A good example resides within a very recent video game called Hitman: Absolution, where Codename 47’s adversary sends his salacious concubine to kill the assassin, and her tactic is to try to seduce him in order to render him defenseless to her wiles and the subsequent assassination attempt when she pulls out a silenced pistol on him. The series goes to great lengths to put the assassin as some kind of asexual killing machine, so his reaction to women who show him affection is usually that of stoic indifference.

Now, these examples are in fiction, but the point of using them as such is to show how women are portrayed in fiction and that the fiction of video games and cinema cannot be dissociated from the reality of our society. Thus, while we can freely say these are works of fiction, they refer to deeply seated prejudice about relationships between men and women.

When we turn to everyday transactions between men and women, we’ll find that women tend to keep quiet when men speak (unless they have started to try to take more space) and when they do begin to take more space, their forwardness is seen as negative from women and men respectively, when the looming shadow of patriarchy remains. While men are praised for being forward, women who do the same are called “bitches” and are told they should try being nicer.

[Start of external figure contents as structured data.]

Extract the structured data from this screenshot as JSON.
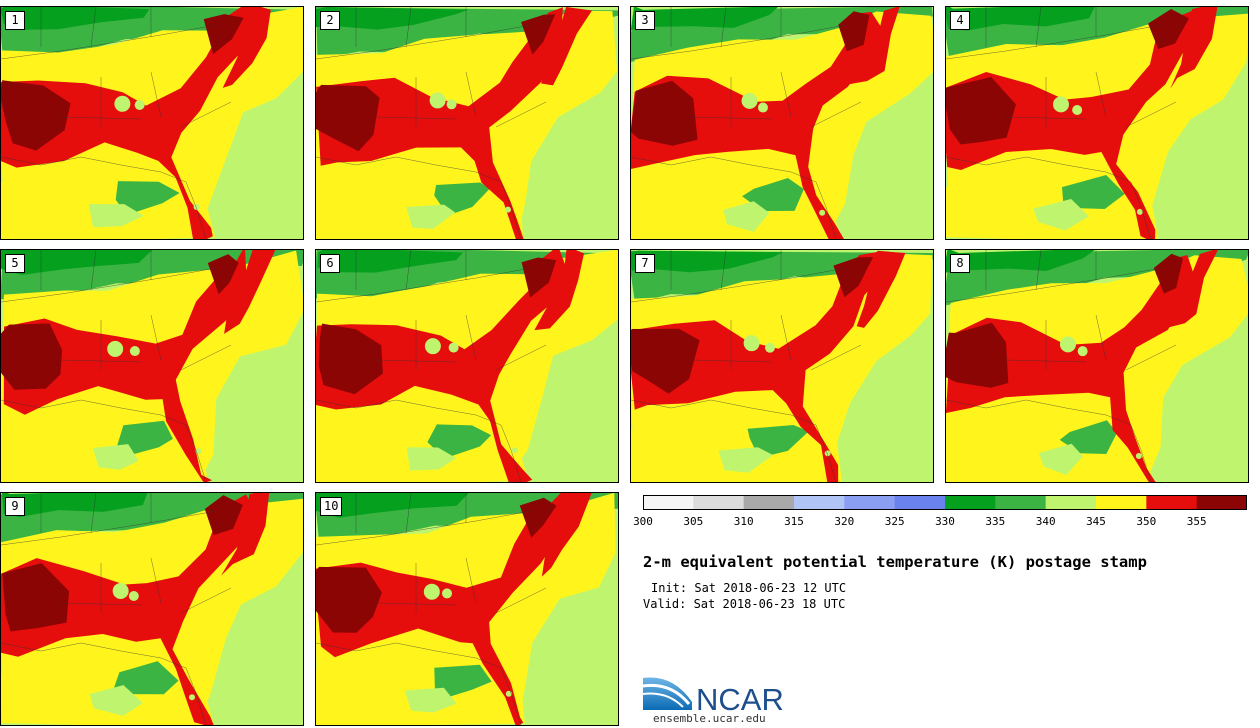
{
  "title": "2-m equivalent potential temperature (K) postage stamp",
  "init_text": "Init: Sat 2018-06-23 12 UTC",
  "valid_text": "Valid: Sat 2018-06-23 18 UTC",
  "members": [
    "1",
    "2",
    "3",
    "4",
    "5",
    "6",
    "7",
    "8",
    "9",
    "10"
  ],
  "colorbar": {
    "ticks": [
      "300",
      "305",
      "310",
      "315",
      "320",
      "325",
      "330",
      "335",
      "340",
      "345",
      "350",
      "355"
    ],
    "colors": [
      "#f5f5f5",
      "#dcdcdc",
      "#a9a9a9",
      "#b0c4f5",
      "#8a9ef2",
      "#6a82ee",
      "#04a01e",
      "#3cb443",
      "#bff56e",
      "#fff51c",
      "#e60d0d",
      "#8c0505"
    ]
  },
  "logo": {
    "text": "NCAR",
    "url": "ensemble.ucar.edu",
    "colors": {
      "blue": "#0b6bb5",
      "text": "#1e4f8c"
    }
  }
}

While it is completely possible that women can be forwardness to a point where it is simply arrogance, our reliance on presuming that a woman who is forward is immediately a bitch is what becomes problematic in this view. In the end, what this should tell us is that when men do something that is traditionally within the boundaries of their gender roles, and women do the same thing, it is almost always regarded as negative when women do it.

Should Patriarchy remain?

I have identified in this article a few things that patriarchy does well: For instance, it seeks a form of stability by dictating social situations based on gender, and to a key, this can be a good thing and it can be used as a model to extrapolate elsewhere. Considering the advances of science and of social sciences particularly, it makes no sense to wish to erect a patriarchal system (pun intended), as we have found that gender-specific roles can be broken and are only indirectly rooted within biology. It is we that decide upon these roles, and had biology proven that women WERE predisposed to child rearing and soft science education, there would not have been a feminist revolution nor a transgender revolution or indeed a homosexual revolution.

Patriarchy is thus devoid of any strong value, once we look at the facts, other than “traditional morality”, but as it is otherwise steeped into superstitious dogma, it must be done away with. Men and women can choose to be subservient or dominant to one another or neither of these things, but it is no longer up to society to dictate that. It is up to each and every one of us to choose how we wish to live our lives with our loved ones.

If you wish to be a stay at home mom or dad, so be it. If you wish to be served by your significant other, and that significant other agrees to be your submissive servant, then that is all the best for you. There is no need, however, to expand this notion of gender roles onto the whole of society. Not anymore, at least.